As pessoas entraram em uma bolha e não conseguem se dar conta do que está acontecendo no país. E aí todos ficaram contra um governo que colocou médicos nos lugares onde essas pessoas não queiram ir, inclusive ganhando mais pontos. Foi feito o Provab (Programa de Valorização do Profissional da Atenção Básica), que tinha essa perspectiva: você não paga imposto, ganha R$10 mil, fica fixo um ano, ganha tantos pontos da residência… Nem assim essa conta se fechou. Além disso, muitos médicos de outros países que estão aqui já estão falando em ir embora, porque se ficou difícil para os cubanos, ficará para todo mundo.

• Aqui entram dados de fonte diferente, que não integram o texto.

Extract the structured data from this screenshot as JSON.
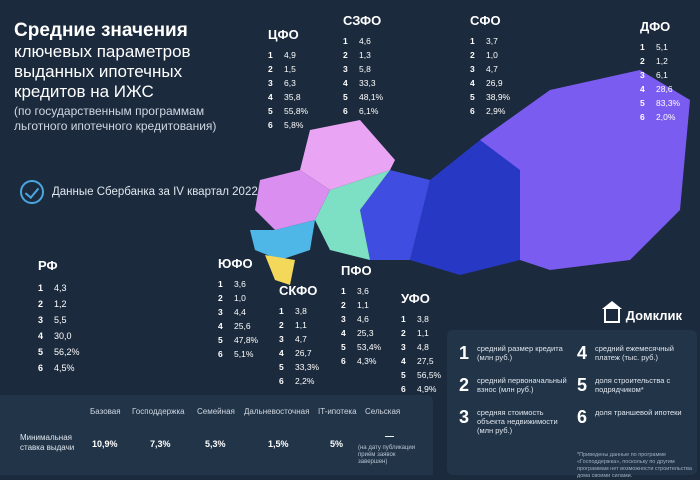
{
  "title": {
    "line1": "Средние значения",
    "line2": "ключевых параметров выданных ипотечных кредитов на ИЖС",
    "line3": "(по государственным программам льготного ипотечного кредитования)"
  },
  "source": "Данные Сбербанка за IV квартал 2022 года",
  "brand": "Домклик",
  "regions": [
    {
      "name": "ЦФО",
      "values": [
        "4,9",
        "1,5",
        "6,3",
        "35,8",
        "55,8%",
        "5,8%"
      ]
    },
    {
      "name": "СЗФО",
      "values": [
        "4,6",
        "1,3",
        "5,8",
        "33,3",
        "48,1%",
        "6,1%"
      ]
    },
    {
      "name": "СФО",
      "values": [
        "3,7",
        "1,0",
        "4,7",
        "26,9",
        "38,9%",
        "2,9%"
      ]
    },
    {
      "name": "ДФО",
      "values": [
        "5,1",
        "1,2",
        "6,1",
        "28,6",
        "83,3%",
        "2,0%"
      ]
    },
    {
      "name": "ЮФО",
      "values": [
        "3,6",
        "1,0",
        "4,4",
        "25,6",
        "47,8%",
        "5,1%"
      ]
    },
    {
      "name": "СКФО",
      "values": [
        "3,8",
        "1,1",
        "4,7",
        "26,7",
        "33,3%",
        "2,2%"
      ]
    },
    {
      "name": "ПФО",
      "values": [
        "3,6",
        "1,1",
        "4,6",
        "25,3",
        "53,4%",
        "4,3%"
      ]
    },
    {
      "name": "УФО",
      "values": [
        "3,8",
        "1,1",
        "4,8",
        "27,5",
        "56,5%",
        "4,9%"
      ]
    }
  ],
  "rf": {
    "name": "РФ",
    "values": [
      "4,3",
      "1,2",
      "5,5",
      "30,0",
      "56,2%",
      "4,5%"
    ]
  },
  "legend": [
    {
      "num": "1",
      "text": "средний размер кредита (млн руб.)"
    },
    {
      "num": "2",
      "text": "средний первоначальный взнос (млн руб.)"
    },
    {
      "num": "3",
      "text": "средняя стоимость объекта недвижимости (млн руб.)"
    },
    {
      "num": "4",
      "text": "средний ежемесячный платеж (тыс. руб.)"
    },
    {
      "num": "5",
      "text": "доля строительства с подрядчиком*"
    },
    {
      "num": "6",
      "text": "доля траншевой ипотеки"
    }
  ],
  "legend_note": "*Приведены данные по программе «Господдержка», поскольку по другим программам нет возможности строительства дома своими силами.",
  "table": {
    "row_label": "Минимальная ставка выдачи",
    "columns": [
      "Базовая",
      "Господдержка",
      "Семейная",
      "Дальневосточная",
      "IT-ипотека",
      "Сельская"
    ],
    "values": [
      "10,9%",
      "7,3%",
      "5,3%",
      "1,5%",
      "5%",
      "—"
    ],
    "note": "(на дату публикации приём заявок завершен)"
  },
  "map_colors": {
    "cfo": "#d98ef0",
    "szfo": "#e9a5f3",
    "yufo": "#4fb7e8",
    "skfo": "#f3d85a",
    "pfo": "#7de0c4",
    "ufo": "#3f4ee0",
    "sfo": "#2738c4",
    "dfo": "#7b5cf0"
  }
}
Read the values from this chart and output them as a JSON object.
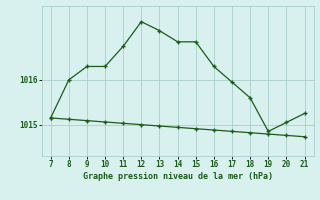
{
  "x": [
    7,
    8,
    9,
    10,
    11,
    12,
    13,
    14,
    15,
    16,
    17,
    18,
    19,
    20,
    21
  ],
  "y_upper": [
    1015.15,
    1016.0,
    1016.3,
    1016.3,
    1016.75,
    1017.3,
    1017.1,
    1016.85,
    1016.85,
    1016.3,
    1015.95,
    1015.6,
    1014.85,
    1015.05,
    1015.25
  ],
  "y_lower": [
    1015.15,
    1015.12,
    1015.09,
    1015.06,
    1015.03,
    1015.0,
    1014.97,
    1014.94,
    1014.91,
    1014.88,
    1014.85,
    1014.82,
    1014.79,
    1014.76,
    1014.73
  ],
  "line_color": "#1a5c1a",
  "bg_color": "#d8f0ee",
  "grid_color": "#aacfcc",
  "xlabel": "Graphe pression niveau de la mer (hPa)",
  "ytick_labels": [
    "1015",
    "1016"
  ],
  "ytick_vals": [
    1015,
    1016
  ],
  "xticks": [
    7,
    8,
    9,
    10,
    11,
    12,
    13,
    14,
    15,
    16,
    17,
    18,
    19,
    20,
    21
  ],
  "ylim": [
    1014.3,
    1017.65
  ],
  "xlim": [
    6.5,
    21.5
  ]
}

Vamos tratar a partir de janeiro com um presidente eleito que não tem tato, habilidade. Eu me sentiria muito constrangida de ter um diálogo com um Ministério dirigido por uma pessoa dessa natureza. As pessoas cogitadas para o Ministério também são aquém da perspectiva dessa saúde que vai assistir a população que mais precisa.
Desde o golpe tivemos muitas dificuldades, no Rio de Janeiro, só na atenção básica foram R$6 milhões em cortes. Existe uma ilusão de que assumiremos esses espaços. Mas mesmo se todos os médicos brasileiros assumissem ficaríamos doentes, porque trabalharíamos em duas, três cidades, não iríamos dormir ou comer, trabalhar 24 horas por dia. Não existe, a conta não fecha. Existe, segundo a Organização Mundial da Saúde (OMS), um número de médicos graduados no Brasil suficiente para assumir a população de grandes centros. A cidadezinha do interior não terá médico. Então, eu adoraria, em nome do povo brasileiro, que essa conta pudesse fechar, e que os médicos todos que estão reclamando e dizendo que não querem médicos estrangeiro, particularmente os cubanos, assumissem essas vagas e fizessem esse trabalho.
Eu dava aula em uma Faculdade de Medicina no interior da Paraíba em 2013, na vinda dos médicos para cá houve uma manifestação dos estudantes, eles simularam 400 diplomas para rasgar em praça pública. A partir daí, eu e outros colegas médicos pedimos para sair dessa faculdade. Se eles rasgavam o diploma daqueles médicos, rasgavam também os nossos. Hoje esse grupo está terminando o curso, e eu fico me perguntando, será que eles vão para os lugares onde os cubanos estavam?